The text book 11 is made up of individual chapters that are more or less independently lined up one behind the other. However, these chapters differ. After visiting “Borneman's house”, he wrote on three pages “very tired Arno-Schmidt-Kalauer” (“Arno's moon metaphors”, “Arno is meta fern”, “Arno isst” etc.). Then there are “idiosyncratic portraits” of the English county of Warwick (“Warwick lesson”) and of the American poet John Berryman. In the chapter “lesson on method” it seems as if Heißenbüttel would like to explain his method of the textbooks and try to represent it graphically and visually at the same time (“collecting interest in strange words / unusual spaces free-flowing punctuations (...) / even if he is responsible for his words, he is not ”etc.).
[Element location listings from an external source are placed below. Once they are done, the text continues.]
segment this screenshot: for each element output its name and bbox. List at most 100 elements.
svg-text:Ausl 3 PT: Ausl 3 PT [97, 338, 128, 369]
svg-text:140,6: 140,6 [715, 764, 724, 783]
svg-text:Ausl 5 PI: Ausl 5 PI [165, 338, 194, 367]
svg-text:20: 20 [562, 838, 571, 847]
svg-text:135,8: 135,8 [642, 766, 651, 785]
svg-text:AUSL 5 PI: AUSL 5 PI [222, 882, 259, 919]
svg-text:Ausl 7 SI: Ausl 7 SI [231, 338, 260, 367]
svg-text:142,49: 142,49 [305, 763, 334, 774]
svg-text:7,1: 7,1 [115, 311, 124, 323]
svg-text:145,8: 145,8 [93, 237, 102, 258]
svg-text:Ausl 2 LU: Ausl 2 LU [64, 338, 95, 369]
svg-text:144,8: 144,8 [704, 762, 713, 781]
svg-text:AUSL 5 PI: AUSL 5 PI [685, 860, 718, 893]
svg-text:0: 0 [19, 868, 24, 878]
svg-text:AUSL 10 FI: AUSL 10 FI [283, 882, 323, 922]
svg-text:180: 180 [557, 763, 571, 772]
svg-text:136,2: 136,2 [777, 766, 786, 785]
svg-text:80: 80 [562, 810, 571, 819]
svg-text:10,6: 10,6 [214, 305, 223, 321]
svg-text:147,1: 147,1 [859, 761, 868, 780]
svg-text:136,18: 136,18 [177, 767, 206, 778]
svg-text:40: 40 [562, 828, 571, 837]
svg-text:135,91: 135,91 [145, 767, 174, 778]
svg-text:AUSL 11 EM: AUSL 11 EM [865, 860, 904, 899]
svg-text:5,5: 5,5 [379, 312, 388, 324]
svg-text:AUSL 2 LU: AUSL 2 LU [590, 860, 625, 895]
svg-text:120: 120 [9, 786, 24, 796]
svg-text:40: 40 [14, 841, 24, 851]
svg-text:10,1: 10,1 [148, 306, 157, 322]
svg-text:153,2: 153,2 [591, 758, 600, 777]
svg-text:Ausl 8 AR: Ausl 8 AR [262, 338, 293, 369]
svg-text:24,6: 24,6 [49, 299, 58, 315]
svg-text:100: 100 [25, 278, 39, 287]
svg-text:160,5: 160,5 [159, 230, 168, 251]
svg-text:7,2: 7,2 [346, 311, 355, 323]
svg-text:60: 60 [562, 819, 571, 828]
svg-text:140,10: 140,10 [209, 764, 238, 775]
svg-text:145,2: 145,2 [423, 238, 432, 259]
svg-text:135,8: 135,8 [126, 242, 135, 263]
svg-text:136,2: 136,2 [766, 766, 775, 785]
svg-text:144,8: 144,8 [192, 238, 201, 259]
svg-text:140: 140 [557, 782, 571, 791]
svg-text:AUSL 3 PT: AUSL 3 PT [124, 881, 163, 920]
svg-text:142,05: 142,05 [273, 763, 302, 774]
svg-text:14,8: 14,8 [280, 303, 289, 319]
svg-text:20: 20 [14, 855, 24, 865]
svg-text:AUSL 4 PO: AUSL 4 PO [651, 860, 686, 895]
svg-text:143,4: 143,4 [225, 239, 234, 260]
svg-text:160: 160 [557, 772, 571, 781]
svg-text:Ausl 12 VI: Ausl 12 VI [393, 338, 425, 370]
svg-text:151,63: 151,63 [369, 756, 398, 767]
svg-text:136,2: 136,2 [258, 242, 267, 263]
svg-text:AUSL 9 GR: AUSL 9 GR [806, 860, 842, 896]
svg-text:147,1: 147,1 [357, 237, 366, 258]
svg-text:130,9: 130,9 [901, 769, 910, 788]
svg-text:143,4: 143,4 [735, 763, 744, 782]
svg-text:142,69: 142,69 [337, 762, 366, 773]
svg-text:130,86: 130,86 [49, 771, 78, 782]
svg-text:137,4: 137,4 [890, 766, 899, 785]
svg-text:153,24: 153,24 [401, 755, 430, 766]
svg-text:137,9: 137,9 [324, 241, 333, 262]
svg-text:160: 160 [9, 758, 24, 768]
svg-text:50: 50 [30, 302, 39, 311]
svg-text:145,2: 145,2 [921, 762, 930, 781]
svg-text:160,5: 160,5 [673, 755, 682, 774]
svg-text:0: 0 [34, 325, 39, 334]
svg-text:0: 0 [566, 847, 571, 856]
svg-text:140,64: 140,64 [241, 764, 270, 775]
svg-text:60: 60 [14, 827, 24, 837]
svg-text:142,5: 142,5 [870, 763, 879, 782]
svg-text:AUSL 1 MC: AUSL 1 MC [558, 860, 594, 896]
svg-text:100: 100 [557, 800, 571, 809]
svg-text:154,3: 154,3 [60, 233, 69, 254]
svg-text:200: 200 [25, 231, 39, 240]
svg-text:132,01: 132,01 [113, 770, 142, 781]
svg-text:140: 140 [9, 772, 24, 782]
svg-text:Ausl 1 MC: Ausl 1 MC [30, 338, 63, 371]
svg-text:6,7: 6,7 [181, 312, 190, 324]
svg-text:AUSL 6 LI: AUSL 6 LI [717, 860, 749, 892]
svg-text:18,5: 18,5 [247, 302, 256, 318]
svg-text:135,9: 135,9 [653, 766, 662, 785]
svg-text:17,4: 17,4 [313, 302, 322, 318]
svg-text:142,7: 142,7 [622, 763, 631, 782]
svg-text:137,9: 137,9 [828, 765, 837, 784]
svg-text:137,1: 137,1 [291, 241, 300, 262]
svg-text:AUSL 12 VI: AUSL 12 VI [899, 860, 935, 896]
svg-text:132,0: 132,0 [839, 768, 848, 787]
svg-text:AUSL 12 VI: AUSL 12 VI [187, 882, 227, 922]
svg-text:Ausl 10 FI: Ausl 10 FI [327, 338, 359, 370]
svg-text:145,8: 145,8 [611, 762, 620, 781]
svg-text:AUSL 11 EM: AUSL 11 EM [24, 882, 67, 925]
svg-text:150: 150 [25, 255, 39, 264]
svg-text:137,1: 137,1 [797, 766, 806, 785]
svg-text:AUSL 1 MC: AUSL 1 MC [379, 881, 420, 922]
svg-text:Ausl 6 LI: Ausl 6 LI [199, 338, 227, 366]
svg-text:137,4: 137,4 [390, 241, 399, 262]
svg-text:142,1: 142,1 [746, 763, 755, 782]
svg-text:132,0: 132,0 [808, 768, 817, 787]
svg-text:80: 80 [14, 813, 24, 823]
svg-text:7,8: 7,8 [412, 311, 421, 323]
Heißenbüttel has also added his own signature to this textbook. He refrained from any kind of punctuation in the work, as well as stringing the individual quotations and fragments together. Only the individual texts are separated from one another by headings. Heißenbüttel's profit, which he achieves through his technique by dispensing with punctuation and thus leaving sentence boundaries open, is achieved through a syntactic construction ("Apokoinu") that often arises. They can be used to relate a sentence or a sentence fragment to both the previous and the following text: "The sentences become ambiguous".

Individual evidence

  1. a b c "Heißenbüttel, Helmut". In: “Lexicon of contemporary German literature since 1945”, 2003, pp. 509–511.
  2. "Heißenbüttel, Helmut". In: “Harenberg's Lexicon of World Literature. Authors, works, terms. ”, 1989, pp. 1302–1303.
  3. a b Heißenbüttel, Helmut: "Textbook 11. In cleaned language.", 1989.
  4. a b c d Hagestedt, Lutz: "The disappearance in foreign text.", 1988.

literature

  • Hagestedt, Lutz: Disappearance in another text. On three publications by Helmut Heißenbüttel. In: Süddeutsche Zeitung No. 30 (1988), p. XII.
  • Heißenbüttel. In: Harenberg's Lexicon of World Literature. Authors, works, terms. Volume 3. Harenberger-Lexikon Verlag, Dortmund 1989, pp. 1302-1303.
  • Heißenbüttel. In: Lexicon of contemporary German-language literature since 1945. Volume 1: A – J. Nymphenburger Verlag, Munich 2003, pp. 509-511.
  • Heißenbüttel, Helmut: Textbook 11. In purified language. Stuttgart: Klett-Cotta Verlag, 1987.